How to prepare for the Christmas “Black out” period

holiday season

Ordinarily, Christmas is a jolly time of year. For businesses however, it can be extremely stressful and alarming in the lead up to the ominous Christmas “Black Out Period,” where business-to-business transactions slow down or payments stop completely.

Businesses essentially tighten up during the Christmas break, pull back on payments and reserve capital for wages and bills. The “Black out” period can start from 1 December and stretch right through to mid-February, causing delays in payments, leaving SMEs without cashflow for over two months.

Effectively, everyone is sailing down the same river, causing an industry wide shutdown, which has become normal in the Australian market.Everyone restricts cash out flows which has a knock on effect industry wide. Everyone is chasing everyone for money and no one wants to let go of it, all for the same reasons. Even if you’ve had a great trading period leading up to Christmas, and have a healthy stack of money owed to you, you likely won’t see this money until closer to February next year.

Most businesses do not adequately plan for this period. Some needing to scramble for cash, borrow from expensive sources or negotiate with suppliers to stretch out terms. The direct impact from the Black out period is wide-reaching. It can cut deep into supplier relationships, bill payments, wages and tax payments.

The Black out period is sometimes the precursor to insolvency. The biggest danger falls just outside of this period, usually from February to March. Often businesses who have just enough cash reserves to get through, relying on payments to pick back up, can leave themselves stranded, on stop credit with suppliers, inability to pay wages, ATO pressure, leading to collapse.

Try to sell to as many customers as possible and when concentrated to a few buyers you should seek to put in place trade credit insurance to protect your income from customer insolvencies. Now, even if you have insurance in place this won’t solve your cashflow problem immediately as you’ll still need capital to operate until your insurer pays out. Try and plan for a scenario that allows for one large customer to fall over. Will you have adequate capital to cover the gap? If not, put in place a back-up plan.

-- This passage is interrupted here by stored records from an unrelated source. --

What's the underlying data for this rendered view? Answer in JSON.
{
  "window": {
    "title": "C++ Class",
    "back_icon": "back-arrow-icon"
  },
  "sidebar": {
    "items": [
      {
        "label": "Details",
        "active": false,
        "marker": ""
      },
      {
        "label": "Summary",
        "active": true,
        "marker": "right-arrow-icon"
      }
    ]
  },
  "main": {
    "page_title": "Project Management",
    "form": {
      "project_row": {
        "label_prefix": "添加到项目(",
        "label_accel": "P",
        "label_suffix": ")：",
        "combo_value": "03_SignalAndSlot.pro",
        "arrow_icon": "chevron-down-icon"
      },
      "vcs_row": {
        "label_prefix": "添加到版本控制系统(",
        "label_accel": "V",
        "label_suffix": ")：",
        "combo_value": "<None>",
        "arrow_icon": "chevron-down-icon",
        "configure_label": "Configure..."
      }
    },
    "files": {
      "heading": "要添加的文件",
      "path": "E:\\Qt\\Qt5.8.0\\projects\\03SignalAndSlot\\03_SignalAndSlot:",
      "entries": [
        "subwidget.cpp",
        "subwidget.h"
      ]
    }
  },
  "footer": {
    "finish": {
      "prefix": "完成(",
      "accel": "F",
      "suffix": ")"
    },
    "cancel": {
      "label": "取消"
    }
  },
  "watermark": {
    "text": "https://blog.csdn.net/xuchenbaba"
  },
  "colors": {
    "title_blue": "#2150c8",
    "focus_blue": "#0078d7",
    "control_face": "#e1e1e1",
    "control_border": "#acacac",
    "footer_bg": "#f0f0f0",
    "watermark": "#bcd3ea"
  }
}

How can businesses prepare for the Christmas Black out period? Here are some tips:

  1. Offer early payment discounts to customers that have invoices outstanding, incentives them to pay you early
  2. Cashflow forecasting: look back at last year, know your costs up until February and March
  3. Proactively ask for extended supplier terms to see you through to the end of February
  4. Put larger bills on payment plans to prevent large cash chunks going out
  5. Put in place a back-up plan line of credit to draw funds from receivables if needed.

Don’t wait until you’re desperate for funds, plan head or you’ll end up cutting corners, eroding profits or getting stuck in unwanted high rate loans.